If your kidneys no longer function on their own, a transplant can save your life.
But young blacks people and people without private health insurance are less likely to be assessed as candidates for kidney transplants when they start dialysis treatment, according to a study published in the Clinical Journal of the American Society of Nephrology.
The study also found that patients who aren’t assessed at the beginning of dialysis are less likely to appear on kidney-transplant waiting lists and to receive transplants.
“The disparities we observed primarily affected younger patients,” says Rachel Patzer, one of the study’s co-authors and an assistant professor at the Emory University School of Medicine in Atlanta.
That fact is especially troubling, because a younger patient’s life expectancy may be “increased to a greater extent than older patients’ (life expectancy)” after receiving a kidney transplant, Patzer says.
Reasons for disparity ‘unknown’
The study’s co-authors examined data collected by Medicare between 2005 and 2009, as well as other data, and found the disparities among black patients younger than 35 and all patients without private health insurance.
“The reasons for this disparity are unknown,” Patzer says.

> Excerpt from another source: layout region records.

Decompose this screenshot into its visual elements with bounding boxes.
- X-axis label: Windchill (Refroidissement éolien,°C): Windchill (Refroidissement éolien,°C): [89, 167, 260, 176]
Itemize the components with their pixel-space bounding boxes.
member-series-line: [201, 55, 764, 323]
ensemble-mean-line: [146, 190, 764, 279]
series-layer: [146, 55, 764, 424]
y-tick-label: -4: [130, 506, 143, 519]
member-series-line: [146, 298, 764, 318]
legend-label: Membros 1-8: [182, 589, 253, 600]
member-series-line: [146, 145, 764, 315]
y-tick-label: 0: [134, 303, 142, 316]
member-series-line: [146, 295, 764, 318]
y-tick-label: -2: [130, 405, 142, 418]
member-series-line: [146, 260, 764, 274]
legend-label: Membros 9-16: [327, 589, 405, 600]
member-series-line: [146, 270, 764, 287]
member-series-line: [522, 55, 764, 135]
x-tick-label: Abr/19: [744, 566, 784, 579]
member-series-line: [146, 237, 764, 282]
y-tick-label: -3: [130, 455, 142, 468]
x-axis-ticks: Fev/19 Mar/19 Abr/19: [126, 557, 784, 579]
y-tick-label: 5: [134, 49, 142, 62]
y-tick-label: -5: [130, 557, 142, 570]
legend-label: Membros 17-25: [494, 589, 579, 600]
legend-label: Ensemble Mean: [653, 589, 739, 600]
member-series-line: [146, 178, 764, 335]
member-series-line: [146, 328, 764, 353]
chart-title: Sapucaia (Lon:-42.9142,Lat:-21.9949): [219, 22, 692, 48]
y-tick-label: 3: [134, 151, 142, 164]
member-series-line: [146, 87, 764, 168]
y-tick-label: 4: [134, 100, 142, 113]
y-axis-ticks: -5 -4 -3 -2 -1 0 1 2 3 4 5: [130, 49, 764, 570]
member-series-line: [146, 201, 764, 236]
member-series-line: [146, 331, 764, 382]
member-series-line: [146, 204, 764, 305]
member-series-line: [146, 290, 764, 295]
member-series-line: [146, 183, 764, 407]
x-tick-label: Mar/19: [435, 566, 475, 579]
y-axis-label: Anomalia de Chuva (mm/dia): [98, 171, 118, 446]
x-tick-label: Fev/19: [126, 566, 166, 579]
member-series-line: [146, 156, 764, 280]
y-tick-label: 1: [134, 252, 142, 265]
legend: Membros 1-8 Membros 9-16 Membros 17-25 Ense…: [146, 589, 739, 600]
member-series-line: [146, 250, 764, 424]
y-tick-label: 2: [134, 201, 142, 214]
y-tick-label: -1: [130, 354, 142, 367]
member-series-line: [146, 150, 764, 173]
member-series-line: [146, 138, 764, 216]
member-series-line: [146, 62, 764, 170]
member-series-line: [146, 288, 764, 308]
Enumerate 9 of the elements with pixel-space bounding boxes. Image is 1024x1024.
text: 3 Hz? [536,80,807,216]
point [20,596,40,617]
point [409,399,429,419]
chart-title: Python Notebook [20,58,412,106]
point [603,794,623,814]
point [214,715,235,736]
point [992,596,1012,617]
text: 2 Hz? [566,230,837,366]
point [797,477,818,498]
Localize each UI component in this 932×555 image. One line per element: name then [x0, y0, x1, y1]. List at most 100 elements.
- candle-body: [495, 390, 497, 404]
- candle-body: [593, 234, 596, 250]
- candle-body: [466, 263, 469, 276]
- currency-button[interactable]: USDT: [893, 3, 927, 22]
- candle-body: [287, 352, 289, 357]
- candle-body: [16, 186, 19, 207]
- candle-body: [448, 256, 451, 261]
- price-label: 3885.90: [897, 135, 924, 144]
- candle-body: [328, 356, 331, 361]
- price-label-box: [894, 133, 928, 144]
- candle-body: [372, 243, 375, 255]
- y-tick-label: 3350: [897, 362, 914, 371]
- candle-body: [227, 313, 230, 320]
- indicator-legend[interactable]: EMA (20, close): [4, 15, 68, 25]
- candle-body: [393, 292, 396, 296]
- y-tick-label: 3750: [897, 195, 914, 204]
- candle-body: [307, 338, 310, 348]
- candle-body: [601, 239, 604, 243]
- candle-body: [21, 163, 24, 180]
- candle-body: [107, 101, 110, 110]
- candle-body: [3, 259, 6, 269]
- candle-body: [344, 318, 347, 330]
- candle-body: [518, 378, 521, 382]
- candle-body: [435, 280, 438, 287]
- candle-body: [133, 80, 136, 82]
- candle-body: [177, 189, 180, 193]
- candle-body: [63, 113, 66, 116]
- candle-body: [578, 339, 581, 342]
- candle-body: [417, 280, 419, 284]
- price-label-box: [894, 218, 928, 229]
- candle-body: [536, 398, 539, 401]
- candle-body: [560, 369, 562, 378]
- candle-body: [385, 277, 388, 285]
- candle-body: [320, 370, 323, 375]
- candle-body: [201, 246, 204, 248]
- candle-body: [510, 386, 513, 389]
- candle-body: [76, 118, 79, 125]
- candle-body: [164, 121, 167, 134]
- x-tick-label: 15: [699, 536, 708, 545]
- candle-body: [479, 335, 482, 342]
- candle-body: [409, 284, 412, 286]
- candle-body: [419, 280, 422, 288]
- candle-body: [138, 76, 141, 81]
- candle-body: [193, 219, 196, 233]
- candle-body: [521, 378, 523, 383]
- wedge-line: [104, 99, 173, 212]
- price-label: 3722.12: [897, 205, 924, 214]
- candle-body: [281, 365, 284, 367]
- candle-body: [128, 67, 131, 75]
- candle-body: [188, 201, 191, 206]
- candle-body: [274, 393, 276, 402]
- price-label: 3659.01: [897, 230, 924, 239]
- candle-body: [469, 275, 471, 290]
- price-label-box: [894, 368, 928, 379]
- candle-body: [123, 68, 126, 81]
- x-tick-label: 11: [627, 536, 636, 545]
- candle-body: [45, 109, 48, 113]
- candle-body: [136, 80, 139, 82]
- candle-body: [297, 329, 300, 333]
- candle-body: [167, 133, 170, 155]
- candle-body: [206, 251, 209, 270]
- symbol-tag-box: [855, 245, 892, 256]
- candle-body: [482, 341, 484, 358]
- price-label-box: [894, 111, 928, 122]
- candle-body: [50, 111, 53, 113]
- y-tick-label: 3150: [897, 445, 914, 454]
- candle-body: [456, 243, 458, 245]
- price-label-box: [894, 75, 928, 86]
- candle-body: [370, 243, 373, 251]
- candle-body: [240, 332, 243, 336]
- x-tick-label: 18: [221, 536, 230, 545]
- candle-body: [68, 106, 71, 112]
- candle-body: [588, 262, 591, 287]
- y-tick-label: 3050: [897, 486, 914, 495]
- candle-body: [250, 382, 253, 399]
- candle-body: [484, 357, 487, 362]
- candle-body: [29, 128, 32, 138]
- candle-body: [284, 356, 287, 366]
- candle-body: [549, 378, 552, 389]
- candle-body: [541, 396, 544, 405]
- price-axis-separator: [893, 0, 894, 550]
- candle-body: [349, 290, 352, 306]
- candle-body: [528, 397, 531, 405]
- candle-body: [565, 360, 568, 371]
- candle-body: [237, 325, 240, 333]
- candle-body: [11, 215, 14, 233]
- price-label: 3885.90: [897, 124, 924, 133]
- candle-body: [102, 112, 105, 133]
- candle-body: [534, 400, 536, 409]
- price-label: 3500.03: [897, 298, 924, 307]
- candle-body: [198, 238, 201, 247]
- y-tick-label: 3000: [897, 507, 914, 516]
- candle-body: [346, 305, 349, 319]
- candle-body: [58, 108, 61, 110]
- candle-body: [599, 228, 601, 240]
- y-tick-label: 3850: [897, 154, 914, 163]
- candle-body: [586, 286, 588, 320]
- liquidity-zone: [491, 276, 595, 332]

Patzer says it’s possible that young blacks are less likely to be assessed for transplants because they’re more likely to be uninsured than people in other demographic groups.
She says there are several potential explanations about why patients without health insurance are less likely to be considered for kidney transplants when beginning dialysis.
For example, Patzer says, it’s possible that providers are more likely to discuss a transplant option with insured patients because of preconceptions that such patients have more resources to navigate the transplant process. Or patients without health insurance simply may not have access to primary care physicians or medical specialists before developing end-stage kidney disease.
“Their first introduction to a major change in their life may be dialysis, and either the patient or the physician may feel too overwhelmed to consider transplantation as a treatment option,” she says.
However, Patzer says, “none of these hypotheses have been specifically tested.”
Solutions to the problem
Patzer says the best way to chip away at the disparity is to increase kidney patients’ access to health care and to make sure physicians are reimbursed for educating patients about transplant options.
The federal Medicare Improvements for Patients and Providers Act of 2008 allows reimbursement for providers to educate patients who have chronic kidney disease.
“All patients should be assessed for transplantation and should have transplant options discussed if there are no (conflicting medical conditions),” she says.